In my opinion, the innovations in mortgage finance over the past twenty years have gone beyond the ability of industry executives and regulators to manage. Financial engineers and key decision‐​makers were not on the same page concerning the new financial instruments. This suits vs. geeks divide meant that executives were making decisions based on a distorted assessment of the risks involved.

Even now, Paul Volcker, Eugene Ludwig, Ben Bernanke, Henry Paulson, and other important public figures view the crisis through lenses that are very different from mine. To me, this is not a re‐​run of the bank failures of 1932, nor is it a rerun of the savings‐​and‐​loan crisis of 1980. There is a new transmission mechanism at work, particularly in the form of credit default swaps.


After the executive summary, I offer a history of mortgage securitization and the financial crisis.

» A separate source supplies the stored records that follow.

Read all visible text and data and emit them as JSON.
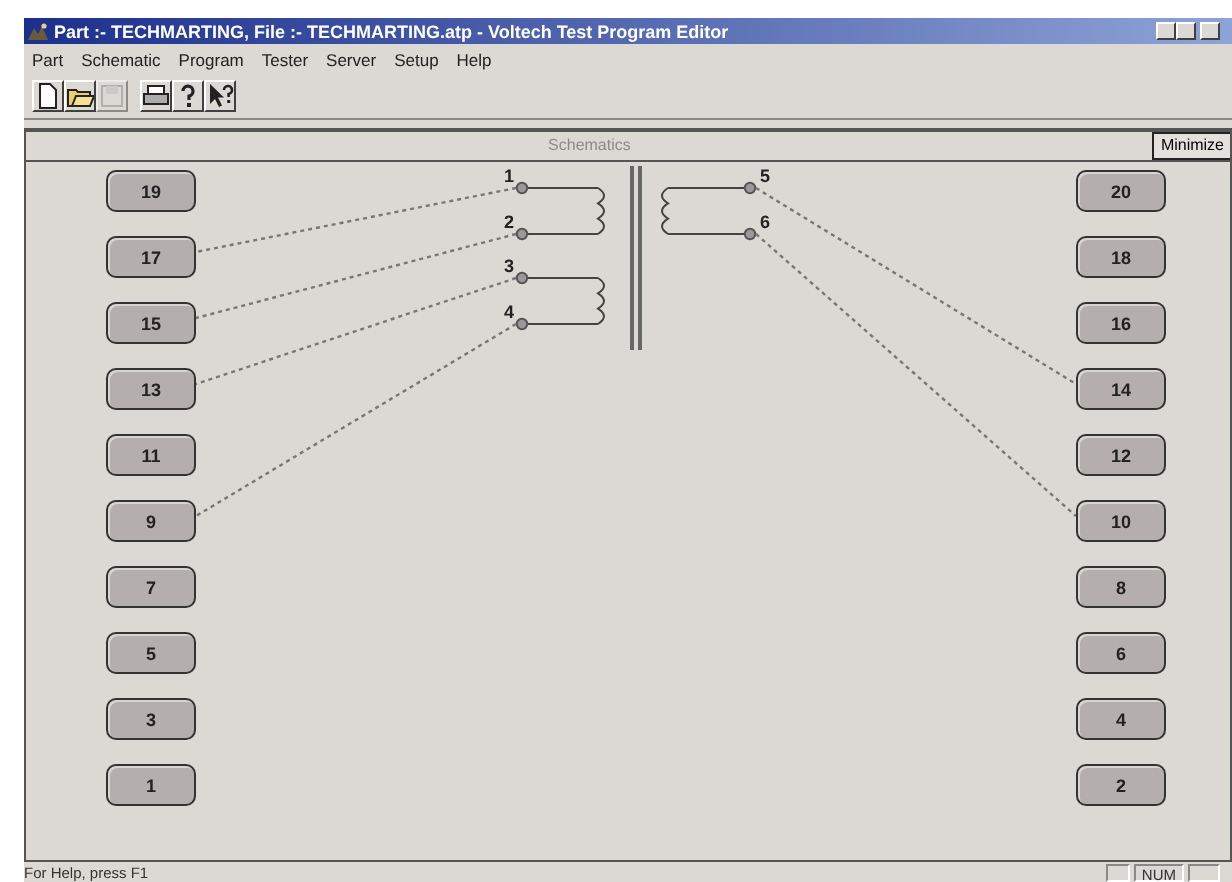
{
  "window": {
    "title": "Part :- TECHMARTING, File :- TECHMARTING.atp - Voltech Test Program Editor"
  },
  "menu": [
    "Part",
    "Schematic",
    "Program",
    "Tester",
    "Server",
    "Setup",
    "Help"
  ],
  "toolbar": [
    {
      "kind": "new",
      "disabled": false
    },
    {
      "kind": "open",
      "disabled": false
    },
    {
      "kind": "save",
      "disabled": true
    },
    {
      "kind": "separator"
    },
    {
      "kind": "print",
      "disabled": false
    },
    {
      "kind": "help",
      "disabled": false
    },
    {
      "kind": "context-help",
      "disabled": false
    }
  ],
  "schematic": {
    "title": "Schematics",
    "minimize_button": "Minimize",
    "left_pins": [
      {
        "label": "19",
        "wired": false
      },
      {
        "label": "17",
        "wired": true
      },
      {
        "label": "15",
        "wired": true
      },
      {
        "label": "13",
        "wired": true
      },
      {
        "label": "11",
        "wired": false
      },
      {
        "label": "9",
        "wired": true
      },
      {
        "label": "7",
        "wired": false
      },
      {
        "label": "5",
        "wired": false
      },
      {
        "label": "3",
        "wired": false
      },
      {
        "label": "1",
        "wired": false
      }
    ],
    "right_pins": [
      {
        "label": "20",
        "wired": false
      },
      {
        "label": "18",
        "wired": false
      },
      {
        "label": "16",
        "wired": false
      },
      {
        "label": "14",
        "wired": true
      },
      {
        "label": "12",
        "wired": false
      },
      {
        "label": "10",
        "wired": true
      },
      {
        "label": "8",
        "wired": false
      },
      {
        "label": "6",
        "wired": false
      },
      {
        "label": "4",
        "wired": false
      },
      {
        "label": "2",
        "wired": false
      }
    ],
    "primary": [
      {
        "terminals": [
          "1",
          "2"
        ]
      },
      {
        "terminals": [
          "3",
          "4"
        ]
      }
    ],
    "secondary": [
      {
        "terminals": [
          "5",
          "6"
        ]
      }
    ]
  },
  "status_bar": {
    "message": "For Help, press F1",
    "indicator": "NUM"
  }
}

The implications of this history for policy are the following:

  1. Mortgages with low down payments are conducive to speculation in housing. This is risky for individual homeowners and destabilizing for the market as a whole. The goal of broadening home ownership should be addressed in ways that do not encourage speculative purchases.
  2. Securitization is not necessary for mortgage lending. On a level regulatory playing field, traditional mortgage lending by depository institutions probably would prevail over securitized lending. The mortgage market can function without Freddie Mac and Fannie Mae.
  3. Bank capital requirements for sound mortgages are overly onerous. Reducing capital requirements for loans with reasonable down payments would help lower mortgage interest rates.
  4. There were specific mistakes made in the management and regulation of Freddie Mac and Fannie Mae. When, as at Freddie Mac, the chief risk officer warns that your mortgage lending policies are ill‐​advised, I can think of more appropriate responses than firing the chief risk officer. Also, the regulation of Freddie Mac and Fannie Mae appears to me to have been emasculated, in large part due to the combination of heavy‐​handed lobbying by the two firms and Congressional meddling with the regulatory process. Certainly, performance could improve with better leadership and better regulation. However, the easiest way to prevent future problems at Freddie Mac and Fannie Mae would be to let the mortgage lending function revert to depository institutions.
  5. The credit default swap is not a transaction that should be encouraged.
  6. Financial innovation in general does not blend well with letter‐​of‐​the‐​law regulation. If financial executives cannot be punished for violating the spirit of regulations, then regulators will need to take a wary view of financial innovation. It can be difficult to distinguish innovations that provide genuine efficiency from those that serve mainly to facilitate regulatory arbitrage.
  7. Policymakers appear to me to be relying too heavily on vague analogies with past crises in designing their response to the current situation. A policy that relies on rescues and bailouts strikes me as counterproductive. Such actions serve to speed up a de‐​leveraging process that needs to slow down, and they slow down a process of closing failed institutions that needs to speed up.